A Associação Empresarial Argentina (AEA), uma das organizações que reúnem as empresas mais importantes do país, emitiu uma nota que critica a ingerência do Estado na economia e nos poderes Judiciário e Legislativo, cujo combate é uma bandeira de Milei. Mas também defende a educação inclusiva e destaca que “sem empresas não há país”, o que poderia ser um recado para Milei que promete acabar com a educação pública.

Em contraste com a posição de Milei, que já avisou que não fará negócios com o Brasil, assim como com a China e a Rússia, Jaime Campos, presidente da AEA, destaca ao Valor sua “grande simpatia para com o Brasil”.

“Puxar briga com o Brasil é um tiro no pé porque sem o mercado brasileiro a economia argentina não existe e vice-versa”, diz uma fonte do setor de Energia que pede manter seu anonimato.

Muitas das propostas de Milei coincidem com o desejo do empresariado: corte profundo de gastos públicos, redução do déficit fiscal, equilíbrio macroeconômico. “Mas ninguém sabe como ele vai fazer isso. Não o conhecemos, nem sabemos como vai atuar uma vez que for eleito”, afirma a fonte.

O diretor-geral da empresa de serviços de saúde Medifé Argentina, Jorge Piva, diz se preocupar com a pouca clareza dos programas dos candidatos. “Só temos incertezas”, afirma. “Não há segurança de que as medidas que vieram à tona terão algum respaldo no Congresso. A dolarização, por exemplo, é inconstitucional”, diz.

O executivo observa que o quadro atual com uma terceira força política no páreo é novo no país.

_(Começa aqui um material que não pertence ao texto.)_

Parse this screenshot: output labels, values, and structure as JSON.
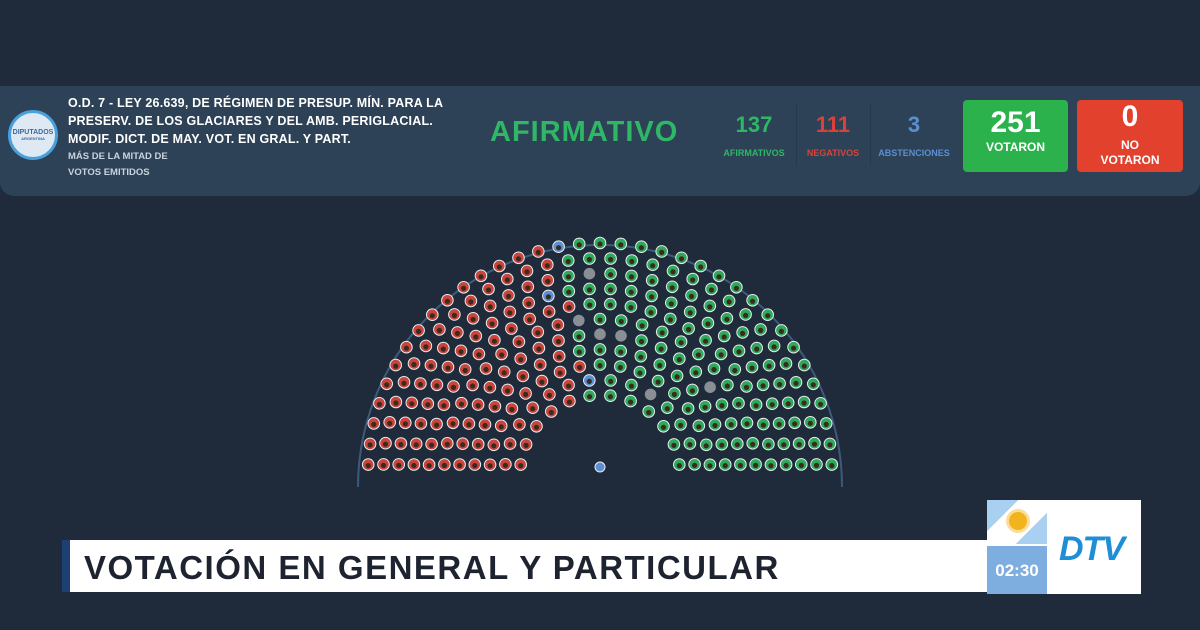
{
  "header": {
    "logo_text": "DIPUTADOS",
    "logo_subtext": "ARGENTINA",
    "title": "O.D. 7 - LEY 26.639, DE RÉGIMEN DE PRESUP. MÍN. PARA LA PRESERV. DE LOS GLACIARES Y DEL AMB. PERIGLACIAL. MODIF. DICT. DE MAY. VOT. EN GRAL. Y PART.",
    "majority_line1": "MÁS DE LA MITAD DE",
    "majority_line2": "VOTOS EMITIDOS",
    "result": "AFIRMATIVO",
    "afirmativos": {
      "value": "137",
      "label": "AFIRMATIVOS",
      "color": "#2fb765"
    },
    "negativos": {
      "value": "111",
      "label": "NEGATIVOS",
      "color": "#d9423a"
    },
    "abstenciones": {
      "value": "3",
      "label": "ABSTENCIONES",
      "color": "#5b8fd1"
    },
    "votaron": {
      "value": "251",
      "label": "VOTARON",
      "color": "#2bb24c"
    },
    "no_votaron": {
      "value": "0",
      "label": "NO VOTARON",
      "color": "#e2412e"
    }
  },
  "hemicycle": {
    "colors": {
      "afirmativo": "#2fa85a",
      "negativo": "#c9453b",
      "abstencion": "#5b8fd1",
      "ausente": "#8a8f96"
    }
  },
  "banner": {
    "text": "VOTACIÓN EN GENERAL Y PARTICULAR"
  },
  "brand": {
    "time": "02:30",
    "logo": "DTV"
  }
}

Ele destaca que a combinação de escassez de divisas, inflação descontrolada e déficit fiscal crescente exigirá que novo governo tenha respaldo político para adotar leis fundamentais para estabilizar a economia.

“Aparentemente não há margem para adotar medidas gradativamente”, diz Piva. “Será necessária uma medida de choque e se isso não for bem pensado, o risco da situação pode aumentar”, opina.

O presidente da Sociedade Rural da Argentina, Nicolas Pino, apesar de se declarar otimista com o futuro, também expressa preocupação com o principal problema hoje do setor: as tarifas sobre as exportações, as “retenciones”, e os vários tipos de cambio. “Isso nos faz perder competitividade em todas as áreas”, afirma.

“Ouvi Milei dizer que se ganhar as eleições acabaria com as retenções de maneira imediata”, declara. Pino afirma que a dolarização “não ajudaria o campo porque continuaria trabalhando com outra moeda e não resolve o problema”. O líder ruralista diz que a solução passa pelo fim do imposto sobre a exportação, unificação dos tipos de câmbio e implementação de políticas de Estado de médio e longo prazo.

O gerente para Argentina, Paraguai e Uruguai da multinacional Logicallis, Alejando Sajon, insiste que a economia precisa ter um governo previsível. “Precisamos de marcos estáveis, legal e fiscal, para orientar decisões de médio e longo prazos”, afirma. Sajon critica “a mudança de regras o tempo todo, como ocorre neste governo”.